Ya dengan banyak, tetapi tidak semua
Ada banyak kombinasi yang memungkinkan dan sebagian besar bekerja lebih baik daripada yang Anda bayangkan: stroberi dingin dengan satu ons cokelat hitam, buah ara matang untuk memperdalam rasa kakao, jeruk untuk menajamkannya, atau buah-buahan tropis untuk memberikan rasa yang nyaris seperti karamel. Pada akhirnya, cokelat berterima kasih pada hampir semua hal yang menambahkan air, keasaman, atau parfum: sesuatu yang memotongnya, mengangkatnya, dan membuatnya tidak terlalu serius. Ini adalah bahan yang mudah untuk ditemani
, tetapi tidak semua buah membuatnya mudah.
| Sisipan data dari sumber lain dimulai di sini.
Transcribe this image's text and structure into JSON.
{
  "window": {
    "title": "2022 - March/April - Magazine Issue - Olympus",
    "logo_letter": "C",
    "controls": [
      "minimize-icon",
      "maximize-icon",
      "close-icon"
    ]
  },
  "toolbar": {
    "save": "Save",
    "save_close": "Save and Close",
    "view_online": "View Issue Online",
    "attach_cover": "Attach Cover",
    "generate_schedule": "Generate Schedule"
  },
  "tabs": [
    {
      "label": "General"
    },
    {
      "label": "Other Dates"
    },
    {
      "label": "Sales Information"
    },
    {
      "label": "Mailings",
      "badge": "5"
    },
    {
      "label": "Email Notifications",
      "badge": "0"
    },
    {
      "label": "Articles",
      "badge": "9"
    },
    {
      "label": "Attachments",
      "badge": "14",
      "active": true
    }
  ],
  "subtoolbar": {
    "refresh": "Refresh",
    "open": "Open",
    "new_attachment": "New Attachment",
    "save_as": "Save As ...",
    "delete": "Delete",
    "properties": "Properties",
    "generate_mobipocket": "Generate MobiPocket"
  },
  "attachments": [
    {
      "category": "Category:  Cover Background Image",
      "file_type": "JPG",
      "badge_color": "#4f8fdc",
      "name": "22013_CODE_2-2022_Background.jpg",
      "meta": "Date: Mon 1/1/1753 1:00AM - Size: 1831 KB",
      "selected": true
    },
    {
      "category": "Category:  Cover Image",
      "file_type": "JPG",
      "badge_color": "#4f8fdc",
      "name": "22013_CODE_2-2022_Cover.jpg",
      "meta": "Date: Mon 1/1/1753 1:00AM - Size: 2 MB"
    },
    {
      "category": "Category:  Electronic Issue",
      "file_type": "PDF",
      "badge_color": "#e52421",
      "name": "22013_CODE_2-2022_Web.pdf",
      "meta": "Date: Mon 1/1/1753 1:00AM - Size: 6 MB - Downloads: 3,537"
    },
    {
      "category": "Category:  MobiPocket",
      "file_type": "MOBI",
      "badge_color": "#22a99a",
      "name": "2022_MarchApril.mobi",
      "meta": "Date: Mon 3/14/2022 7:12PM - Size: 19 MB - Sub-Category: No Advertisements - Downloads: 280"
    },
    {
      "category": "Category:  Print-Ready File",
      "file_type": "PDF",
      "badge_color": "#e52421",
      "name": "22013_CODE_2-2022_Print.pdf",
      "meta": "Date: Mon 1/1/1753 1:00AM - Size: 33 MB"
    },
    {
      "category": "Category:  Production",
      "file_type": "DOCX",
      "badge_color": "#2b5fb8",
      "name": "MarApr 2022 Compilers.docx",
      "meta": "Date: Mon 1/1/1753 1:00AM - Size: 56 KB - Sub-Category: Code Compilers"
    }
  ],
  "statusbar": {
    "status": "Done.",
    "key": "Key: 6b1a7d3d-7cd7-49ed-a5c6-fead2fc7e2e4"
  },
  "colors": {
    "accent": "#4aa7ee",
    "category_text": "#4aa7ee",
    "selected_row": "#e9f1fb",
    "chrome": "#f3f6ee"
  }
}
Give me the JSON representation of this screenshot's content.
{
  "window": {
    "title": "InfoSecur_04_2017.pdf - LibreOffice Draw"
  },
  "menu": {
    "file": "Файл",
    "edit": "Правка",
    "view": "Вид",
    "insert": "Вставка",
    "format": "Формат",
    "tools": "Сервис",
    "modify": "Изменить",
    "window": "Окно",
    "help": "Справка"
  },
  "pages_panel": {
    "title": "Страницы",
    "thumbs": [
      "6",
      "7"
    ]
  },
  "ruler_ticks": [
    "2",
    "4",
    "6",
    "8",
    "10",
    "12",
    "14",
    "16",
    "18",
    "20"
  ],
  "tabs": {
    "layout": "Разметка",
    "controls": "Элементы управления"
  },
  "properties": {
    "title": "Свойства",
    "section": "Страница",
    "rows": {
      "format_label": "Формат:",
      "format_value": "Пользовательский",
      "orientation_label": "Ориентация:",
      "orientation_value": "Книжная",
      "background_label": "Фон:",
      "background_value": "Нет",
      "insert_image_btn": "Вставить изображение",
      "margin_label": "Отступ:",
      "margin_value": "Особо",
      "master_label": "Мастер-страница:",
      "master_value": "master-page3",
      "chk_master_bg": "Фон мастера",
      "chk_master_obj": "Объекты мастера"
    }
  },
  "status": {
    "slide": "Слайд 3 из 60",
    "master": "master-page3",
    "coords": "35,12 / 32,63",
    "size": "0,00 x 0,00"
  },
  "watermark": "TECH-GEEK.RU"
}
Yang sangat encer dan bijaksana - pikirkan semangka atau melon - cenderung tetap kecil di depan cokelat hitam: kakao menutupi nuansa dan yang tersisa adalah sensasi aneh, seperti kejutan yang dingin dan manis. Dan dengan buah-buahan yang sangat hijau atau sepat, seperti kiwi, keseluruhannya bisa menjadi keras. Ini tidak "dilarang": hanya saja triknya adalah memilih cokelat yang lebih lembut atau menambahkan jembatan (garam, yoghurt, kacang-kacangan) sehingga semuanya cocok satu sama lain.
Apakah Anda memiliki kombinasi favorit?